Le ratio de 7 sur 1 n'est déterminé que par référence aux prêts octroyés par les bénéficiaires précités, dont les anciens centres de coordination, et ce ratio élevé avait précisément pour but de ne pas pénaliser leur activité. Seuls les intérêts relatifs à la partie des prêts excédant de ce ratio sont non déductibles.
Modification annoncée. La modification à intervenir impliquerait l'application d'un ratio de 5 sur 1 aux seuls prêts intra-groupe et la suppression de toute condition relative au régime fiscal du prêteur. En d'autres termes, l'emprunteur ne pourrait plus déduire les intérêts afférents à des prêts octroyés par une société du même groupe, quel que soit son régime fiscal, lorsque ces prêts excèdent 5 fois ses fonds propres. La notion de groupe s'apprécierait en fonction d'une détention directe ou indirecte d'une participation de 20% dans le capital de l'emprunteur.

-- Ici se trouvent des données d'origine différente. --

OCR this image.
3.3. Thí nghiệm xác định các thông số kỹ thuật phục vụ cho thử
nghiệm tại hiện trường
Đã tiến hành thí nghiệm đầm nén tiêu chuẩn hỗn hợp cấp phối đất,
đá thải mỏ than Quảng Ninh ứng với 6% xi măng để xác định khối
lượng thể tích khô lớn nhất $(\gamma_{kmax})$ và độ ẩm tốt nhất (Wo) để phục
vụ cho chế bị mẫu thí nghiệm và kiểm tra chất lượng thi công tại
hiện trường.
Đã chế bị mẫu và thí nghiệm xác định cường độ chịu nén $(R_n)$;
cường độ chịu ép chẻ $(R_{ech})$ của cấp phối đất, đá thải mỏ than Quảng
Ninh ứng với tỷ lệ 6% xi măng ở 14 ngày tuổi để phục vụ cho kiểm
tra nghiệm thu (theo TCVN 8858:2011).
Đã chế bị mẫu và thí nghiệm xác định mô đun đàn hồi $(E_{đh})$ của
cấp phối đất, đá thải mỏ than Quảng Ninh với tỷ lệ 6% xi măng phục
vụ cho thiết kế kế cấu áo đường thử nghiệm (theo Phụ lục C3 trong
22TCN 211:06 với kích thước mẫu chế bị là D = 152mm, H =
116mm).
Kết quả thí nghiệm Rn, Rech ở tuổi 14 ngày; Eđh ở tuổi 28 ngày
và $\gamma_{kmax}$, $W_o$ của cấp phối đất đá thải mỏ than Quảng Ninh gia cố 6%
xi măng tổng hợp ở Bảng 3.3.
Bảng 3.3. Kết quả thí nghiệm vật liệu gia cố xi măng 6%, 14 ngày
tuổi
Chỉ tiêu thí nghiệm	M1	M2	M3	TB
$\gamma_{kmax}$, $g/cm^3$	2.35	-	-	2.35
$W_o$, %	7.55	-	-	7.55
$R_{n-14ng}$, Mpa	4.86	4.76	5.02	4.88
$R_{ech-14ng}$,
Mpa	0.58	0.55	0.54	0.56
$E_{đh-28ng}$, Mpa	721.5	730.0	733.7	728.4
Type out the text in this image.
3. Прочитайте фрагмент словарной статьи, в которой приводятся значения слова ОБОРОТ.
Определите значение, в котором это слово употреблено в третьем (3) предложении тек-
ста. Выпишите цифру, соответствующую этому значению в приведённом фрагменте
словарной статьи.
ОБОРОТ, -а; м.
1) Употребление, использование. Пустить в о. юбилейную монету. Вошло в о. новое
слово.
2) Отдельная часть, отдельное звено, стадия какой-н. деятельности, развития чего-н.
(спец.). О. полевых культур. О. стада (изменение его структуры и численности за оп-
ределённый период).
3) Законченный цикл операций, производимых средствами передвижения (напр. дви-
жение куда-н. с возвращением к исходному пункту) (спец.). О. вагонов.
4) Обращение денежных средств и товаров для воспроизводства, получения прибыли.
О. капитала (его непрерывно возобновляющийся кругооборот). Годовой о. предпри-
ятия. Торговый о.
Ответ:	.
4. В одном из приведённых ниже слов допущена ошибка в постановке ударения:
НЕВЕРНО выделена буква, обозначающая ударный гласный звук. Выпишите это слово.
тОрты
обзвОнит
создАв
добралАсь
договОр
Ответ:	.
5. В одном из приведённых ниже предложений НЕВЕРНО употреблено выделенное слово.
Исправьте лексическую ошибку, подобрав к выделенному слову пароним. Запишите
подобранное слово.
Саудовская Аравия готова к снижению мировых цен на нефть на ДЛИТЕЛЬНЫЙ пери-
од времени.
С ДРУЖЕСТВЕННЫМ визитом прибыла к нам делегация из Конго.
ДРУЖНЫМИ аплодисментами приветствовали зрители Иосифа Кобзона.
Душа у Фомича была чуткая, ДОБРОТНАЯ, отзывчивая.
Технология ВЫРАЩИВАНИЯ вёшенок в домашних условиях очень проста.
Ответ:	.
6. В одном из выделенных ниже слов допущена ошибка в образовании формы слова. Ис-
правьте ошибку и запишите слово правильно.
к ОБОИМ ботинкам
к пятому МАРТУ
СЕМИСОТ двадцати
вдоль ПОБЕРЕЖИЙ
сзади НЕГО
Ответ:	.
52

Il est frappant de constater que cette modification annoncée est reprise dans la partie consacrée à la fraude alors qu'elle ne tiendrait plus du tout compte du régime fiscal du bénéficiaire. Il y avait toutefois une certaine logique à refuser la déductibilité des intérêts lorsque le bénéficiaire n'était pas imposé sur ceux-ci.
Tour d'horizon. Le Luxembourg applique en matière de sous-capitalisation une pratique fondée sur un ratio dettes / fonds propres de 85 / 15 lors du financement intra-groupe de l'acquisition d'une participation. L'Allemagne applique quant à elle un système différent : dans la mesure où les charges d'intérêts ne dépassent pas les produits d'intérêts, ces charges sont déductibles. Ensuite, la déductibilité est limitée pour le surplus à 30% de l'EBITDA sauf dans l'hypothèse où le montant des intérêts ne dépasse pas 3 millions, et enfin la charge fiscale des intérêts non déduits est reportable.
La France connaît un système de thin cap triple, applicable aux prêts accordés ou garantis par une entreprise liée. Si le total des intérêts versés à l'ensemble des entreprises liées excède, pour un même exercice, les trois limites suivantes simultanément, la fraction excédant la plus élevée de ces limites ne peut être déduite au titre de cet exercice :
• le montant des intérêts afférent aux emprunts compris dans un ratio de dettes / capitaux propres de 1,5 sur 1 déterminé au choix du contribuable sur base des capitaux propres à l'ouverture ou à la clôture de l'exercice ;
• le montant correspondant à 25% du résultat opérationnel et financier ;
• le montant des intérêts reçus d'entreprises liées.
Cette restriction ne s'applique pas si la fraction excédentaire est inférieure à 150.000 €. Les intérêts non déduits lors d'un exercice donné sont reportables sur les exercices subséquents mais soumis à un discount annuel de 5%.
Les Pays-Bas distinguent selon la finalité du prêt.
• D'une part, la déductibilité des intérêts intra-groupe (hors première tranche de 500.000 €) est limitée en fonction d'un ratio de dettes / fonds propres (hors réserves fiscales) de 3 sur 1.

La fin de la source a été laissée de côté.